The commemoration of what has been known since Soviet days as the Great Patriotic War provided Putin with a platform to glorify the past and remind the world of the USSR’s dominant role in defeating Nazi Germany. Which is fair enough, not least because in Western discourse the conclusion of that contest tends to be saluted as mainly an Anglo-American triumph.
On the other hand, any dispassionate account of the war would also make note of the Stalin-Hitler pact and the USSR’s consequent lack of preparedness when the Nazis attacked. One wouldn’t expect Putin to mention it, but he’s sufficiently well-tutored in history to recognise the price that must be paid for monumental miscalculations by all-powerful leaders.
The week-long constitutional plebiscite that concluded last Wednesday covered a lot of ground, from enshrining the official interpretation of history (always a mistake, in any country) to emphasising ‘family values’, ruling out gay marriage and enshrining Russia’s ancestral ‘faith in God’. No wonder Putin is viewed as a hero by a segment of deeply conservative Christians in the US and Europe, some of whom are old enough to have been railing against ‘godless Russia’ a few decades ago.
The constitutional change that has received the greatest attention internationally is inevitably the one that resets the clock for presidential terms, which means that if Putin chose to run again four years from now, after what would be 24 years at the helm, there would be no barriers to hold him back.
That doesn’t necessarily mean that he intends to do so. For the moment, what’s important for him is not to be seen as a lame-duck president going through the motions during his final term. Under the new laws, he could potentially remain in power until 2036. If he decides not to do that, chances are he will be able to handpick his successor.

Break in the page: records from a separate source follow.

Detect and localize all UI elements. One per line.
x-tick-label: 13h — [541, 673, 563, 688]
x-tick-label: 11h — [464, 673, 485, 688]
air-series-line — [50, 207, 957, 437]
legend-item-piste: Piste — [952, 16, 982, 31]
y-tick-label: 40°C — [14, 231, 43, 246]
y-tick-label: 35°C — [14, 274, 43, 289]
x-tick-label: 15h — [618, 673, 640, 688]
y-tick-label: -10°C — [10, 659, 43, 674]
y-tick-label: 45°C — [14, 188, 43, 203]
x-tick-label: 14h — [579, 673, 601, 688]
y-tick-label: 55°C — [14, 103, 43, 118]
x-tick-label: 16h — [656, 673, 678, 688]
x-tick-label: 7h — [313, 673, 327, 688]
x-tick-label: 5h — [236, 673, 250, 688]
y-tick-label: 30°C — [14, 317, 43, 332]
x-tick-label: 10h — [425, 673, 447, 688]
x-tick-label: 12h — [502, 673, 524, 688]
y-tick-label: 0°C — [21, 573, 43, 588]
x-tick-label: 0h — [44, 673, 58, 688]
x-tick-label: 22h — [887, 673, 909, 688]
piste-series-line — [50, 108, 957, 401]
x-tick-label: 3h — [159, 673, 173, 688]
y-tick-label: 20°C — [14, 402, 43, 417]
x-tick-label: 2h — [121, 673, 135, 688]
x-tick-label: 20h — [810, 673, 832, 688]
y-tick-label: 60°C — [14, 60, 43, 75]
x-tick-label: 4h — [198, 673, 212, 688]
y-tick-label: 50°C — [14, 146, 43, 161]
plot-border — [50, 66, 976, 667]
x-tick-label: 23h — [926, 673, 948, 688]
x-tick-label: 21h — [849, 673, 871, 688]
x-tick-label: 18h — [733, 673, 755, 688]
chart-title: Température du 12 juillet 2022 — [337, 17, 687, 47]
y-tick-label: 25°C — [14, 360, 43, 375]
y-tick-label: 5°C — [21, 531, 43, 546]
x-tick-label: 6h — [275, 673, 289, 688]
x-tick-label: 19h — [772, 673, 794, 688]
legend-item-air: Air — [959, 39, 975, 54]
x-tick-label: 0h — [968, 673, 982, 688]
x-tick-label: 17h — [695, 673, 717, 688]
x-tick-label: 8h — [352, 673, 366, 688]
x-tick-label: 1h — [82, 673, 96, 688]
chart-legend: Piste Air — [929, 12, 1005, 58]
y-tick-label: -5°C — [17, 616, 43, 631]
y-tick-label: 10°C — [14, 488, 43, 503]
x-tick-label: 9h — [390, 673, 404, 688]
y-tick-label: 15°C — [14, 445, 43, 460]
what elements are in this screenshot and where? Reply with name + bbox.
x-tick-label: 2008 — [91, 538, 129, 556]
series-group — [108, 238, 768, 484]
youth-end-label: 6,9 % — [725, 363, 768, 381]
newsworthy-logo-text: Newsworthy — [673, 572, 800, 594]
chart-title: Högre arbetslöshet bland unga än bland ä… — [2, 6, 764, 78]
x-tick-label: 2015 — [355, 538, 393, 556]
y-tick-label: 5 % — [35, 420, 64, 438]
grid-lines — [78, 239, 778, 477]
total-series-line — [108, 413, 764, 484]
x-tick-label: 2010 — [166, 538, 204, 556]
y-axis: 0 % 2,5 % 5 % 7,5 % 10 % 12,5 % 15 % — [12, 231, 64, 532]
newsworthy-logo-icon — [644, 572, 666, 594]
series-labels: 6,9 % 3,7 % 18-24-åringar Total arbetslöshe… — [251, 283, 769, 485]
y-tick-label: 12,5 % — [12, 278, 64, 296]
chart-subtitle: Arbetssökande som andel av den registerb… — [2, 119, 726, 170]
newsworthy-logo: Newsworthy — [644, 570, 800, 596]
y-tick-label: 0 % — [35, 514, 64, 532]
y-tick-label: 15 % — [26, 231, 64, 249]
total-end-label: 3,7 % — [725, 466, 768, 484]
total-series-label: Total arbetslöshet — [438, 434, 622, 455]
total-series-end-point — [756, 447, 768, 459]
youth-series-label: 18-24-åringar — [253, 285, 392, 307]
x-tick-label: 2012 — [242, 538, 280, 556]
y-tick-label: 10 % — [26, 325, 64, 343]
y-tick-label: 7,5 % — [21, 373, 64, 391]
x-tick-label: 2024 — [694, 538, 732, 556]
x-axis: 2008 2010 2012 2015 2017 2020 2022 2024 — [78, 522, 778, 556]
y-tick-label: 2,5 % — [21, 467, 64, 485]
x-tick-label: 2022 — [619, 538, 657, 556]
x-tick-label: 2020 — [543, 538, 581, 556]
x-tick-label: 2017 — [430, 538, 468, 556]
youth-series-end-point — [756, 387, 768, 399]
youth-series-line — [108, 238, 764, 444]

For the moment, what matters is how well the Putin administration can cope with the immense challenges thrown up by the coronavirus pandemic. So far, the response has been dismal, and in some parts of Russia it has been abysmal. Partly as a consequence, the president’s pretend heroics no longer impress the young.
But then, as a student of 20th-century history, Putin must be aware that Russia is prone to unexpected, earth-shaking cataclysms.